Sinara’s Universal Data Extractor (UDE) is a highly configurable software application that allows both financial market data providers and data consumers to identify and extract key data items from a variety of data sources such as news stories (e.g. LSE’s RNS), spreadsheets or PDFs.
Although many sources and news feeds are making increasing use of tagging and metadata through schemes such as XML, XHTML, etc, most data items in such sources are still often in free text within the body of the document.
UDE utilises advanced technology and intelligent algorithms to perform a deep level of data extraction from such content. UDE can be tailored to individual customer requirements, making it a useful tool for a range of data extraction requirements.
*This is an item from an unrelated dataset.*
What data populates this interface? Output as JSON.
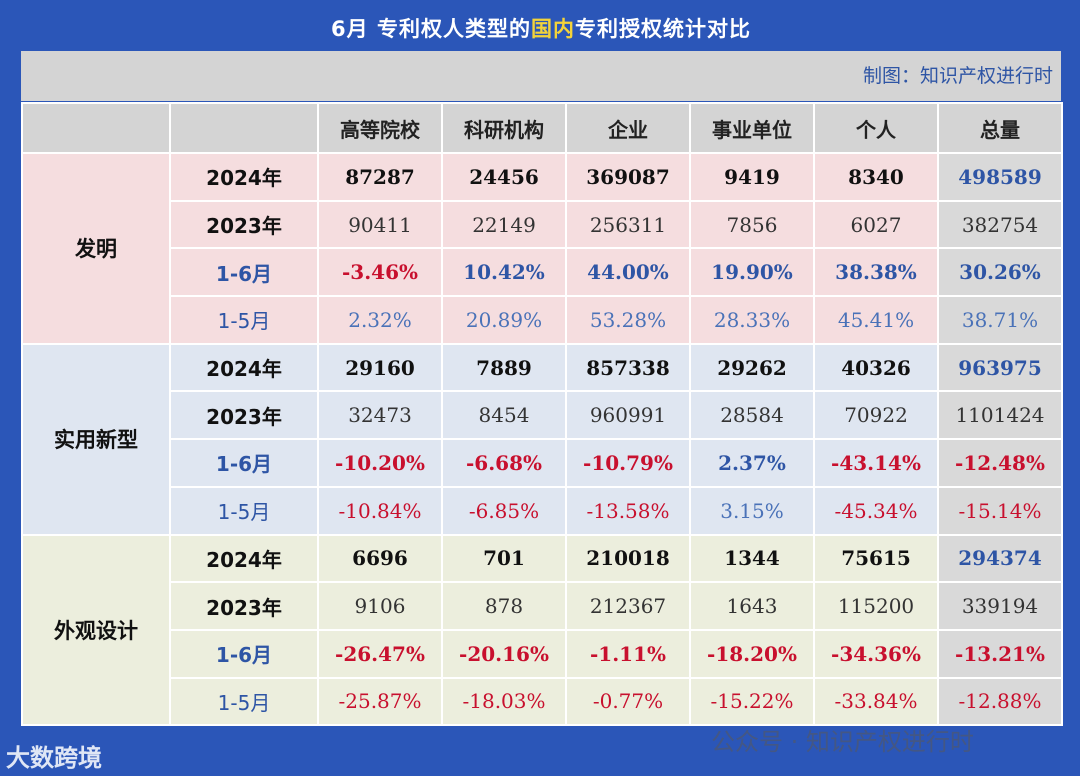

For example, many financial data vendors need to gather and process a wide variety of source data in order to produce their own data products. This source data can be delivered in a number of formats (e.g. text, flat files, data feeds, PDF documents, XML, etc). The task of identifying and extracting the key information from these sources can be both time-consuming and costly.
- UDE can be configured to extract specific data fields from the source data
- Produce the core data in a single format required by the vendor
- The UDE output can then be exported into the vendor’s own workflow systems to verify the content before passing into their own products.
News-based content is also an increasingly important part of trading strategies, which are often influenced by news stories such as results announcements:
- UDE will be of benefit to hedge funds, traders or broker/dealers who want to use such content to enhance the performance of their automated trading algorithms.
- UDE can extract important data from these announcements quickly and accurately, to make key values (e.g. turnover, profit, dividend payments, etc) available to a client’s trading algorithms.